00:37:14.560 Let’s confer on our specific functions designations while outlining our progress.

00:37:58.440 Now, let’s progress into step four and delve into the details surrounding our node pattern matchers.

00:38:36.960 This is where the fun begins! Let's ensure that the syntax of these patterns take form with the appropriate details.

00:39:18.240 Remember, we will focus on ensuring the poetic lines match our defined structure, allowing us to improve our understanding of those parameters.

00:40:03.040 We see potential overlaps where these patterns can become useful modifiers in our documentation compliance.

00:40:45.440 As we delve deeper into the syntax trees, we’ll isolate elements based on their identifiers as needed.

00:41:20.960 This exploration will also allow us to bypass unnecessary elements in our coding process!

00:42:04.560 Let's take another three to four minutes and explore usage patterns amongst the nodes.

00:42:40.960 All right, how is everyone feeling?
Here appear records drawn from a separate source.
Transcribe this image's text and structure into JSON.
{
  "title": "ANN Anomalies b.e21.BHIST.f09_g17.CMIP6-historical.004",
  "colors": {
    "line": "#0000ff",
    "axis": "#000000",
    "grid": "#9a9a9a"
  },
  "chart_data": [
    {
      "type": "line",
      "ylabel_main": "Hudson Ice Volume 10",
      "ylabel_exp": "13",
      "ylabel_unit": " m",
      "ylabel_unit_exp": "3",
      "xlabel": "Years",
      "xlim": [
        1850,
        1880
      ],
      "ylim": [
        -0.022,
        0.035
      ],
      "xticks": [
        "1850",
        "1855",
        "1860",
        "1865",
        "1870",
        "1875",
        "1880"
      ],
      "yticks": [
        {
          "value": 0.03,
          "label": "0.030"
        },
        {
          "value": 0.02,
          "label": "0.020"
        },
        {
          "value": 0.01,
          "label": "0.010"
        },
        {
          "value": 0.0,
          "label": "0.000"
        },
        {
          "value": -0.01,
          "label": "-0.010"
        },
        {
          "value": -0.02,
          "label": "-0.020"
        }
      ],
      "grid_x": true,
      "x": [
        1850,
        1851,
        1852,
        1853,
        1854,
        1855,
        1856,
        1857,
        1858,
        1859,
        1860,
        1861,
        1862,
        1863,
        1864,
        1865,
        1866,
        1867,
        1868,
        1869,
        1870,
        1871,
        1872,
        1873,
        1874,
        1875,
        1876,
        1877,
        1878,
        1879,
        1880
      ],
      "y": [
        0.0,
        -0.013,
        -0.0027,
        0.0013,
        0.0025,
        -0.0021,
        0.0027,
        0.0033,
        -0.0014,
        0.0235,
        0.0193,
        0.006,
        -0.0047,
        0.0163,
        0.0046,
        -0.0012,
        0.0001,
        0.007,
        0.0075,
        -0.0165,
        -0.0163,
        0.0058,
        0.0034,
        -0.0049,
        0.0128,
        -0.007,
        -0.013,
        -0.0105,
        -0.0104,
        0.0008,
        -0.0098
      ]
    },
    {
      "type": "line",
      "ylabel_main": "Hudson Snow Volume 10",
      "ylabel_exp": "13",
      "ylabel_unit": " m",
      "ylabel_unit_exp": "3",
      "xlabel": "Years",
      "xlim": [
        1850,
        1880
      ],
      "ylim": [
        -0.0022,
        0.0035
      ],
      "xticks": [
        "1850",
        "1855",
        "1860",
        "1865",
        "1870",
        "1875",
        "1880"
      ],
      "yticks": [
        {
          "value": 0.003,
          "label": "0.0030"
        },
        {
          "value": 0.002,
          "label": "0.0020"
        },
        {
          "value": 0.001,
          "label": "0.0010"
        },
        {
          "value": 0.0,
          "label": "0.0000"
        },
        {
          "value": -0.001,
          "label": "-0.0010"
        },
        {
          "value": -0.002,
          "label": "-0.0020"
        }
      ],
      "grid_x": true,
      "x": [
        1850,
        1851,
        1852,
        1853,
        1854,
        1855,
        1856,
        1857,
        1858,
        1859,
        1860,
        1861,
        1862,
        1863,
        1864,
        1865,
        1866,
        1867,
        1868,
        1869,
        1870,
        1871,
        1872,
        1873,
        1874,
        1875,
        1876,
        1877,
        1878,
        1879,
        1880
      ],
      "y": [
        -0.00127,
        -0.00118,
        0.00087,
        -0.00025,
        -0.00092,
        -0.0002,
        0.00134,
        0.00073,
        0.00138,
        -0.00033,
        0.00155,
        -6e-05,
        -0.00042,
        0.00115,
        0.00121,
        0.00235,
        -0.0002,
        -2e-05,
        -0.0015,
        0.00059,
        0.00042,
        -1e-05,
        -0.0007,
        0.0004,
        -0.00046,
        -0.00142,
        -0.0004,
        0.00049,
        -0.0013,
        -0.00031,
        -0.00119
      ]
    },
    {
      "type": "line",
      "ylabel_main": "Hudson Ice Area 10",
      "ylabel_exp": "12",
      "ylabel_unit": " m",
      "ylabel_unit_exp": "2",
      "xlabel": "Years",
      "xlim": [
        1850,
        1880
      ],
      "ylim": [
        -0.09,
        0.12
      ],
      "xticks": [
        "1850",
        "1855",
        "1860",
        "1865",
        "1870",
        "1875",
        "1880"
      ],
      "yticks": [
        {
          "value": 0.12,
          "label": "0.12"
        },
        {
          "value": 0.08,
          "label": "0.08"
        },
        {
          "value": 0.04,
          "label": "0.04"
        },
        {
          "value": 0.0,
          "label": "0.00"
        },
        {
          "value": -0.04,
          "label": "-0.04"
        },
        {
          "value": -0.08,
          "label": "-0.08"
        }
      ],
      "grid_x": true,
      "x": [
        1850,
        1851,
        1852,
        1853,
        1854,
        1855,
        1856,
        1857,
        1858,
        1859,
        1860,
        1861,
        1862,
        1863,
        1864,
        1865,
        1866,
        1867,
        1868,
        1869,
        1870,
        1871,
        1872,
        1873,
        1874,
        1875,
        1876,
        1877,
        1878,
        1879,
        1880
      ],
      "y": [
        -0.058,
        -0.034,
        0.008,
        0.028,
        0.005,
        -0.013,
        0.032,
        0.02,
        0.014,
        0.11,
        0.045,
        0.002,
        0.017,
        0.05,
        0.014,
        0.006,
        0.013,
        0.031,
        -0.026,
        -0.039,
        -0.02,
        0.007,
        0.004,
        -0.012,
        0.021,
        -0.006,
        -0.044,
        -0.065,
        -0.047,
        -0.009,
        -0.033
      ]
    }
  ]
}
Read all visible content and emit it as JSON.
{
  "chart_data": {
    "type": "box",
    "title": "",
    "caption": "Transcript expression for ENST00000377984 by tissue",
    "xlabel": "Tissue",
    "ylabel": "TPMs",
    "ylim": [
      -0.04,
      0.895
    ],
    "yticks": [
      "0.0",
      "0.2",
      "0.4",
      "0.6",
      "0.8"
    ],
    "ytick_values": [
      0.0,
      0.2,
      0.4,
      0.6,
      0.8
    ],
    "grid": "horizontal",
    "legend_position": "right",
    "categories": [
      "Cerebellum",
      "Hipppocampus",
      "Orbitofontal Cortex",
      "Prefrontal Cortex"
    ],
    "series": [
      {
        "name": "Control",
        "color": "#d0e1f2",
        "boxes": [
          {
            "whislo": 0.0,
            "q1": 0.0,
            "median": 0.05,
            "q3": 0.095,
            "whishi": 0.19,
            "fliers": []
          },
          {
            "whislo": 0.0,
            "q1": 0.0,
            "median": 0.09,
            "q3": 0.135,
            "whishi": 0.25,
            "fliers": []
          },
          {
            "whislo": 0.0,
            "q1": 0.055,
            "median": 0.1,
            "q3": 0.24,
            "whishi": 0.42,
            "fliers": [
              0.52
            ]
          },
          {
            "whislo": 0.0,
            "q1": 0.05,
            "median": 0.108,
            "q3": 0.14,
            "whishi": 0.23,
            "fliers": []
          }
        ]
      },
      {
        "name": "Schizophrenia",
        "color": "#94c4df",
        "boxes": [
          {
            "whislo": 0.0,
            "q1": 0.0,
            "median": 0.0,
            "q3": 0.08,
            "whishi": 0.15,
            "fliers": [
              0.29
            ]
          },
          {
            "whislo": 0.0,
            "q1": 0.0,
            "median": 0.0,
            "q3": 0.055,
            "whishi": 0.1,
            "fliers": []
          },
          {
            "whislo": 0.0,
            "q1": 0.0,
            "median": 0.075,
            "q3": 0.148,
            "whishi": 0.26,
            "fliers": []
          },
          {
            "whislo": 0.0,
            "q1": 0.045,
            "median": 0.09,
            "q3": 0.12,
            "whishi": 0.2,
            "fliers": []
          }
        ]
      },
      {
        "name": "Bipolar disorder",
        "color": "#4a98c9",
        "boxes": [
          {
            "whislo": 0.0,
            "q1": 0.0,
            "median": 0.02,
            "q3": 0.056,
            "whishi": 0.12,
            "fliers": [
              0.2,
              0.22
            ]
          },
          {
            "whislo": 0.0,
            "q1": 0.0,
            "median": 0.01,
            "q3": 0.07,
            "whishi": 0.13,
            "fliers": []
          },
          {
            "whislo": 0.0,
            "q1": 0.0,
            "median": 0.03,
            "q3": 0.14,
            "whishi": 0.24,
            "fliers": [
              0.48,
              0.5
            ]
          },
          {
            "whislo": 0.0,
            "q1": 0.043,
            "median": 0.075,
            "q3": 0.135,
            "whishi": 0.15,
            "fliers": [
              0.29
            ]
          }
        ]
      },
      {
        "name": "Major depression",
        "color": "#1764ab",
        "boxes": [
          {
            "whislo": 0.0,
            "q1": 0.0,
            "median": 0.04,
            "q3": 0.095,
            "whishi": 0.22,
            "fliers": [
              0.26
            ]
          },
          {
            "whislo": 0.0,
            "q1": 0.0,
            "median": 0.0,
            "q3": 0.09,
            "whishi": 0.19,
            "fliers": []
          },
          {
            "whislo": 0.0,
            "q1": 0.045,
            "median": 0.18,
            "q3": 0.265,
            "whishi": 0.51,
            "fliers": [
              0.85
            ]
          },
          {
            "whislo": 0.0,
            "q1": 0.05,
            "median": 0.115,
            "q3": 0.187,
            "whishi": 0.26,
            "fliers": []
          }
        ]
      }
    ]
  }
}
Do you wish to dive further into node patterns?

00:43:20.320 Remember to keep these requirements in mind as we link similar methods together while adhering to XML standards.

00:44:02.240 As we move onward, let's ensure our calls to specific classes align with hierarchical templates.

00:44:39.840 Let’s further review our notes and polished strategies as we wrap up today!

00:45:12.080 If you have any questions or wish to explore our capabilities further, feel free to connect!

00:45:50.720 Remember to take a moment and appreciate this journey into the realm of custom linting and the power of collaboration.

00:46:31.760 Thank you for engaging with us today. Each question that surfaced will lead to new insights as we venture ahead in improving our tools.

00:47:25.680 Let’s take this moment to share perspectives and consider how we can further utilize these tools in our workflows.

00:48:19.040 As we wrap up, I hope to see active discussions surrounding these practices in the community forums as we share these best practices.

00:49:00.640 Let's highlight successful models and effectively share results with our teams to promote growth amongst our peers.

00:49:51.920 The overall goal is to embrace this journey today and take it forward into our daily coding practices.

00:50:41.680 Thank you very much for your participation. If you have further inquiries, please don't hesitate to ask.